Mozambique. In January, negotiations between the government and the opposition party Renamo resumed on a solution to the ongoing conflict. That same month, Renamo announced that the party would run for president in October.
In the spring, a demonstration was held in the capital Maputo where people protested a bill for increased compensation to, among others, the outgoing President Armando Guebuza, who, in addition to his regular pension, would receive a large contribution in connection with his resignation later in the year. However, Guebuza chose to veto the proposal. As the Constitution prevented Guebuza from running for a third term, Secretary of Defense Filipe Nyusi was appointed new Presidential candidate for Frelimo.
In early May, a judge was shot dead in Maputo. According to Countryaah.com, Mozambique population in 2020 is estimated at 31,255,446. The murder was judged to be politically motivated because the dead judge had been involved in the investigation of the numerous kidnappings that have taken place in recent years. In addition, a large amount of money was found in the car the judge was traveling in when he was shot.
In August, the government and Renamo finally agreed on a peace agreement that raised hopes that the protracted conflict between the parties would cease. The agreement meant, among other things, that Renamo’s soldiers would be integrated into the national army in exchange for relinquishing their weapons. The agreement also regulated how control over the increased natural resources from coal and natural gas, among other things, would be distributed between the opposition and the government, a matter that had previously been a breeding ground for conflict because the opposition felt discredited. In connection with the signing of the agreement, Renamo’s party leader Afonso Dhlakama broke his five-year exile from the public.

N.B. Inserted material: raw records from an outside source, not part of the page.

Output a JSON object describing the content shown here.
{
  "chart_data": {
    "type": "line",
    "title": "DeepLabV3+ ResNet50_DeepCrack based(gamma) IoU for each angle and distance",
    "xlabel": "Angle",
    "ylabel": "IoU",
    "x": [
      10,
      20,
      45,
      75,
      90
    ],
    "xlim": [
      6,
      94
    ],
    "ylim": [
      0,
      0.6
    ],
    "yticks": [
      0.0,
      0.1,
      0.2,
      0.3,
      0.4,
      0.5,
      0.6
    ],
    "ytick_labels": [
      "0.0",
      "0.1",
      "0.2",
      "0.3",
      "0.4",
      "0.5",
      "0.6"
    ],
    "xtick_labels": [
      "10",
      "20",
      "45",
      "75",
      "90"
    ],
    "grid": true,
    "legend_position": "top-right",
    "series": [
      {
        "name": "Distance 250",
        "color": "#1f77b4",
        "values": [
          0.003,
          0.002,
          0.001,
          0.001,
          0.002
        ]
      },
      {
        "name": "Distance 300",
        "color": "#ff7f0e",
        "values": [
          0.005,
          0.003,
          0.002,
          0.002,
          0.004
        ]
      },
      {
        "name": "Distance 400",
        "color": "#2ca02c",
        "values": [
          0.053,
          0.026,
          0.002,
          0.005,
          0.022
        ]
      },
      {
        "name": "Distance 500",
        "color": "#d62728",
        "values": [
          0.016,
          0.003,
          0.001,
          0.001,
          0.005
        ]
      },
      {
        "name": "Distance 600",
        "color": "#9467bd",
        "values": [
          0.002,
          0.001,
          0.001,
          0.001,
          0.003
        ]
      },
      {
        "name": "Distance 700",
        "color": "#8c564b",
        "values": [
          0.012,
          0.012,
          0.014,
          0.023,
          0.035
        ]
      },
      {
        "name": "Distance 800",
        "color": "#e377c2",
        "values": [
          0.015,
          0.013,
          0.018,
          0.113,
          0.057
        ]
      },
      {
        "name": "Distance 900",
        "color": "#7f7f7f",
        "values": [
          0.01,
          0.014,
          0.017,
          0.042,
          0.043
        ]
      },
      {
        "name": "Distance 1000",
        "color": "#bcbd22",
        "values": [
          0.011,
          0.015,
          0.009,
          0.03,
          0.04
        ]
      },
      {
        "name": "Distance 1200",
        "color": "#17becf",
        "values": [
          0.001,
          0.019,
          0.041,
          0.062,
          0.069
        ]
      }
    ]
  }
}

Before the election, violent acts occurred and many people were killed or injured. There were also reports of irregularities in a number of polling stations both before and during Election Day. Despite this, the election was described as historic because for the first time it was relatively even between the two main opponents, while a third alternative was available. As expected, Frelimos Nyusi became the winner of the election with 57% of the vote against Renamos Dhlakama, who got 36%. Then came Daviz Simango from the opposition party Mozambique’s Democratic Movement (MDM). Frelimo retained his majority in Parliament despite losing the party almost 50 seats and landing on 144 seats. However, the two opposition parties went ahead with their 89 and 17 seats, respectively.
Both Renamo and MDM questioned the election results, saying there had been electoral fraud, while international election observers felt the election had been relatively free and fair. However, a report by EU chief observer Judith Sargentini in November presented information that the election campaign had benefited Frelimo, who had won all the elections in the country since Portugal’s independence in 1975.